According to the generally accepted version, on the night of March 24, 1876, Crockett, Heffron, and a friend named Henry Goodman were touring Cimarron's saloons and gambling halls when they decided to go home to their ranch. Before leaving, however, they stopped at the St. James Hotel to purchase a bottle of whiskey for the ride.

After purchasing the whiskey, Crockett headed to the door, but he had trouble opening it because someone was attempting to enter from the outside. When he finally did get the door opened, Crockett found himself standing in front of a Buffalo Soldier. Already drunk, and no doubt annoyed, Crockett pulled out his revolver and shot the man. He then whirled around and fired into three other soldiers who were playing cards at a table in the bar. Three of the soldiers, Privates George Small, Anthony Harvey, and John Hanson, were killed and an unnamed trooper was wounded.

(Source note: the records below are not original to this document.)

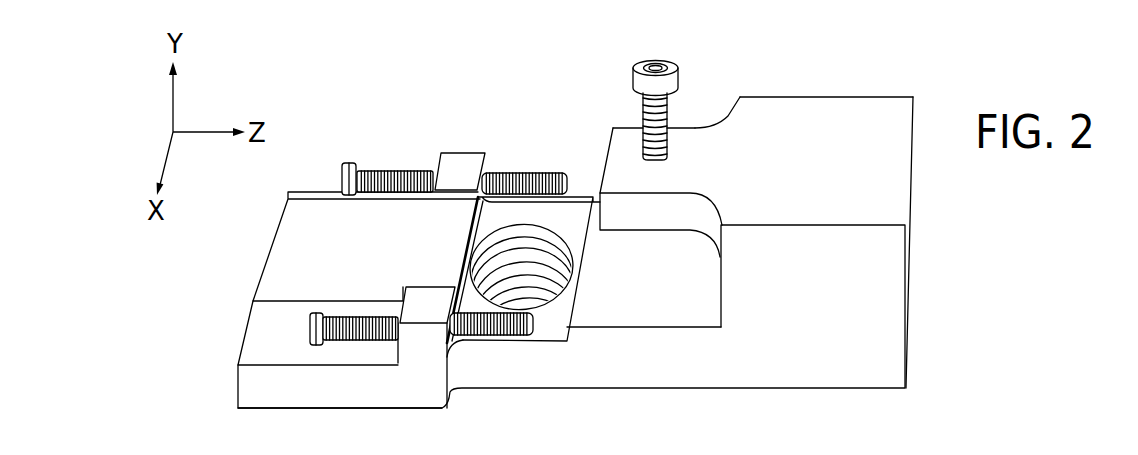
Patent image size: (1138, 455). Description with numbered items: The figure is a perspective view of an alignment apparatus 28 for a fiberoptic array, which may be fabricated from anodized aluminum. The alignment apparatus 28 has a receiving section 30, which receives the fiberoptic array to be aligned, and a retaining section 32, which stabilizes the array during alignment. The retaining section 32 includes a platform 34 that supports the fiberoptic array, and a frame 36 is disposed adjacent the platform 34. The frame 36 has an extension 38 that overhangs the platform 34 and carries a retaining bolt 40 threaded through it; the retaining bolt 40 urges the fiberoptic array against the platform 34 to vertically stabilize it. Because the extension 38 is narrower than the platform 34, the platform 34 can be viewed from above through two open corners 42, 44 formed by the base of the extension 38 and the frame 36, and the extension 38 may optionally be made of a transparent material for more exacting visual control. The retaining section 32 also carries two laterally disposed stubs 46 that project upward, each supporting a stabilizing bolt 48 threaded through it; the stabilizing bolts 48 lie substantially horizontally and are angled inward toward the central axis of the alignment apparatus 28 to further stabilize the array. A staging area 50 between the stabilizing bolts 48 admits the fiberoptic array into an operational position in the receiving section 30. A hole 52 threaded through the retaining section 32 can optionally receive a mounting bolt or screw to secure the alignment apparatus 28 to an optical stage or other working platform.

The alignment apparatus 28 is at (781, 74).
The receiving section 30 is at (724, 372).
The retaining section 32 is at (222, 413).
The platform 34 is at (632, 319).
The frame 36 is at (862, 108).
The extension 38 is at (697, 137).
The retaining bolt 40 is at (642, 108).
The open corner 42 is at (733, 122).
The open corner 44 is at (721, 205).
The stubs 46 is at (465, 165).
The stabilizing bolts 48 is at (347, 164).
The staging area 50 is at (278, 247).
The hole 52 is at (573, 285).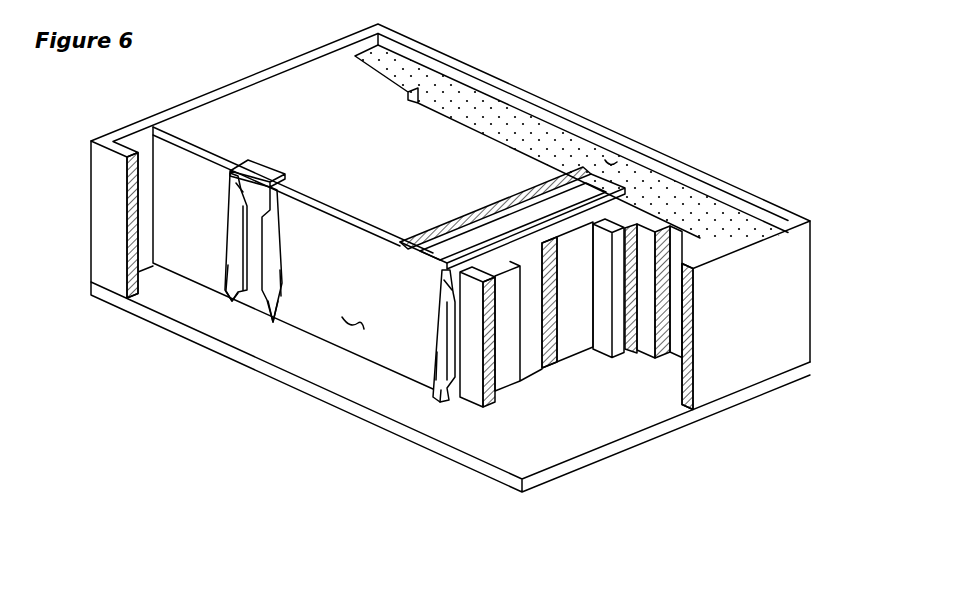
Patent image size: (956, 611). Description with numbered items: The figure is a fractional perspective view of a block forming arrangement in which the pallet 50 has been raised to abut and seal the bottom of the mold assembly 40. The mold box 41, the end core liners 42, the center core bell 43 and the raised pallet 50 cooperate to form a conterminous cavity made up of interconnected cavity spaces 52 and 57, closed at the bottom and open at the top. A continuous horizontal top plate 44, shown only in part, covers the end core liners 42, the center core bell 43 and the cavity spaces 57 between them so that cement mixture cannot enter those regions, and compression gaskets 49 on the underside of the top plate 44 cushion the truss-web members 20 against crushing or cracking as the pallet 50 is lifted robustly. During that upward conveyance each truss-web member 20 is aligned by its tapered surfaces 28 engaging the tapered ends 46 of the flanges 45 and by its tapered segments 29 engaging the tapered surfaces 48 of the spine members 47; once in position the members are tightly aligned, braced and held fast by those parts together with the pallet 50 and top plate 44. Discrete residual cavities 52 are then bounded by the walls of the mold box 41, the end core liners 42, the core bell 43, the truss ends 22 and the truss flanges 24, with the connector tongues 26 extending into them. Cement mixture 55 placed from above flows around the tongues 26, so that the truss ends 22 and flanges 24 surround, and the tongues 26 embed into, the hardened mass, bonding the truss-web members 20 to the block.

The truss-web member 20 is at (570, 330).
The truss end 22 is at (258, 294).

Crockett fled the town and hid at a nearby ranch. He remained at large for the next few months until making arrangements for a favorable hearing before a sympathetic justice of the peace. Ultimately, Crockett was acquitted because he was drunk and therefore unable to control himself. He was also fined $50 for carrying a gun in town.

===Death===
Crockett's acquittal for the murders of the soldiers is said to have led to his antics becoming intolerable. According to author Leon Claire Metz, Crockett and Heffron "terrorized Cimarron's peaceful population with sporadic gunshots, rambunctious behavior, and brazen threats." Often, Crockett would ride his horse inside a building and fire into the ceiling or force people at gunpoint to perform services for him, such as shining boots. Metz writes that on one occasion Crockett forced the sheriff, Isaiah Rinehart, at gunpoint to drink until he was incapacitated. He also says that one time Crockett bought a suit and had the bill sent to Rinehart's house.

Rinehart's version of events was that he formed a posse composed of him, a rancher named Joseph Holbrook, and the town postmaster, John McCullough. All three were armed with double-barreled shotguns. On September 30, 1876, the so-called posse (Crockett and Heffron were not fugitives or as far as they knew even wanted by the law) took up concealed positions near a barn where Crockett and Heffron usually left their horses. According to the account given by the three members of the ambush/posse, at about 9:00 PM, Crockett and Heffron approached the barn on horseback, ignored a call to put their hands up, and were shot without returning fire. A wounded Crocket was allegedly carried away on his bolting horse as it galloped out of town. The posse asserted they had found his dead body on the other side of the Cimarron River, about a quarter of a mile away from town, yet still on his horse with his hands locked in a "death grip" on the saddle horn. Wounded in the arm and head, Heffron was taken to jail, and held in custody although it is not clear what the charge was; he supposedly escaped a month later, and was never heard from again.

===Crockett family history===
The Crockett family has a largely different version of Davy's demise that has been passed down through the generations. According to Andrew Jackson Crockett, one of Davy's nephews, Rinehart wanted Crockett's horse and when he refused to give it up the former accused the latter of horse theft. Afraid of confronting him on his own, Rinehart had some Buffalo Soldiers attempt to make an arrest, but Crockett killed three of them and escaped. Sometime later, Rinehart and another man ambushed Crockett as he was leaving town and shot him in the back, which killed Crockett.
===Interment===
Crockett was buried in the town cemetery, though it lacked a marker for many years. Although there is currently a marker for Crockett, whether it is placed over the correct grave is uncertain.